La recepción de La Regenta que, en algunos casos, tuvo ribetes escandalosos, se proyectó desfavorablemente sobre el siglo siguiente. Después de la segunda edición de 1901 y, por lo tanto, después de la muerte de su autor, durante los cincuenta años siguientes, sólo aparecieron tres ediciones de la obra, una de Maucci en Barcelona, en 1908; la de Emecé en Buenos Aires, en 1946; la de Biblioteca Nueva en Madrid, en 1947. Es decir que la edición argentina destaca en este vacío. Luego, vendrá una edición de Alianza en 1966 con numerosas reediciones.

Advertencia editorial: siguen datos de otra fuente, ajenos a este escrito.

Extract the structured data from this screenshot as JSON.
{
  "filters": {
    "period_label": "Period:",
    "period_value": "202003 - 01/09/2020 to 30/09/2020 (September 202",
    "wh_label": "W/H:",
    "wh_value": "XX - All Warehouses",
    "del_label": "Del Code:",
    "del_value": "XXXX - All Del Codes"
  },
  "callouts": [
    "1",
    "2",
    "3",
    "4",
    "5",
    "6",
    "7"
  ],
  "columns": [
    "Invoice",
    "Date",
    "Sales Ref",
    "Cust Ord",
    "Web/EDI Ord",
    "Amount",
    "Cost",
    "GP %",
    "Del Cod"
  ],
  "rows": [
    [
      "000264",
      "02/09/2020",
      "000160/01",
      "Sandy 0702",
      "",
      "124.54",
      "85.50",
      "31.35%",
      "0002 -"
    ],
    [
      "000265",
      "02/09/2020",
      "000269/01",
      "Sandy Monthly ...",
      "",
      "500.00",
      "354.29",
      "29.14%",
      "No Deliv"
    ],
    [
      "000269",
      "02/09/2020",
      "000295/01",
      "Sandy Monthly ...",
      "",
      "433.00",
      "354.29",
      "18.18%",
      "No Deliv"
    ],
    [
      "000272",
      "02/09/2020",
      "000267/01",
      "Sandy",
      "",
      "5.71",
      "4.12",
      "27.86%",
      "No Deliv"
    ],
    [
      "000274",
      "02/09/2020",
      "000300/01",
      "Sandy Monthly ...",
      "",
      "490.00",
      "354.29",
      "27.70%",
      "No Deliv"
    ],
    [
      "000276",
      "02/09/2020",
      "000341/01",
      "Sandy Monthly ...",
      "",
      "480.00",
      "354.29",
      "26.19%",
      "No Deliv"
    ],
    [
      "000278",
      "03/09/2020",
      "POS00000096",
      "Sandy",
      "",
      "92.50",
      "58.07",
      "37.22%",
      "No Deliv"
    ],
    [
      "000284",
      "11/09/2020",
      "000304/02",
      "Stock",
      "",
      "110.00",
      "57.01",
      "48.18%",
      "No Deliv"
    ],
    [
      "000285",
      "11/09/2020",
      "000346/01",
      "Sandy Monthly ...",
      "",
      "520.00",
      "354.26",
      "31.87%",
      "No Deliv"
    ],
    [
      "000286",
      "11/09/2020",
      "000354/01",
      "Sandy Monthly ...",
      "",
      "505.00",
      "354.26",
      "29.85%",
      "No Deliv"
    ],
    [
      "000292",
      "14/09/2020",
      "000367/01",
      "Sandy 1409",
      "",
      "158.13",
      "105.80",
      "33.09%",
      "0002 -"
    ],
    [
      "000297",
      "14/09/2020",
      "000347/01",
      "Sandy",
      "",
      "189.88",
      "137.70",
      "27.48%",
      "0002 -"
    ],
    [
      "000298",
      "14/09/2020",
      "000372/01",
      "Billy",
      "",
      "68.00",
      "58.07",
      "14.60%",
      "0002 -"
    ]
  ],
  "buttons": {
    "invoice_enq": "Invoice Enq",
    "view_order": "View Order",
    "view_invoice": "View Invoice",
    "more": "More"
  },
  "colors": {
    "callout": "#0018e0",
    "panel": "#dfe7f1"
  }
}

Al cumplirse el centenario del nacimiento de Clarín, en 1952, aparecieron varios trabajos importantes: la revista Ínsula publicó un número especial, en donde Baquero Goyanes y Ricardo Gullón destacaban el valor de la producción como novelista y narrador. También Guillermo de Torre subrayaba este aspecto en un artículo publicado en la revista Archivum en ese mismo año5.

Al vencer los derechos autoriales, en 1981, apareció una edición de Castalia con una extensa introducción de Gonzalo Sobejano y, posteriormente, en 1984, la de Selecciones Austral, con prólogo de Mariano Baquero Goyanes.

En este centenario, ya han aparecido varios artículos en España, y se preparan varios simposios sobre el tema.

Otra cosa es la existencia de un público lector constante. Su crítica, a veces satírica en extremo, es muy diferente de la que se publica actualmente. Quizá, se siguen leyendo sus cuentos.

Tampoco creo que tenga muchos lectores La Regenta, si pensamos en una lectura primaria, la que se hace por mero placer. Pero la novela es objeto de otro tipo de lectura, la de los especialistas e investigadores, según se advierte a través de la producción crítica de las últimas décadas.

Sin embargo, ayer mismo tuvimos el honor de escuchar al ilustre economista don Ramón Tamames en la presentación de su novela La segunda vida de Anita Ozores, con prólogo de Francisco Umbral. Se dice que cada época tiene unos pocos lectores verdaderos. Creo que Tamames es uno de esos grandes lectores al resucitar con su lectura a Ana Ozores y al hacerla partícipe de muchas peripecias novelescas en relación con varios personajes de ficción y con otros verdaderos. De ese modo, nos ha devuelto enriquecida la gran novela de Clarín, resituándola en su contexto social y político, y demostrando que La Regenta merece una lectura en simpatía.

Es interesante, asimismo, la encuesta de ABC publicada en enero de este año. Francisco Ayala, Juan Marsé, Juan Goytisolo, Sergio Pitol, Josefina Aldecoa, Ana María Matute, entre otros, declaran haber leído a Clarín con admiración, como novelista y cuentista, no como crítico literario6.

Finalmente, diré que se han escrito varias semblanzas de Clarín, pero aún carecemos de la gran biografía que abarque vida y obra, y sus interrelaciones. El intelectual provinciano, sus ideas sobre la libertad y la tolerancia, su sentido moral, su elevado concepto de la función social de la crítica y de la novela, su propuesta del hombre nuevo completo y no del hombre abstracto del intelectualismo, tan cercana ya a Unamuno, en suma, la vida nueva que él anuncia merece ese estudio detenido.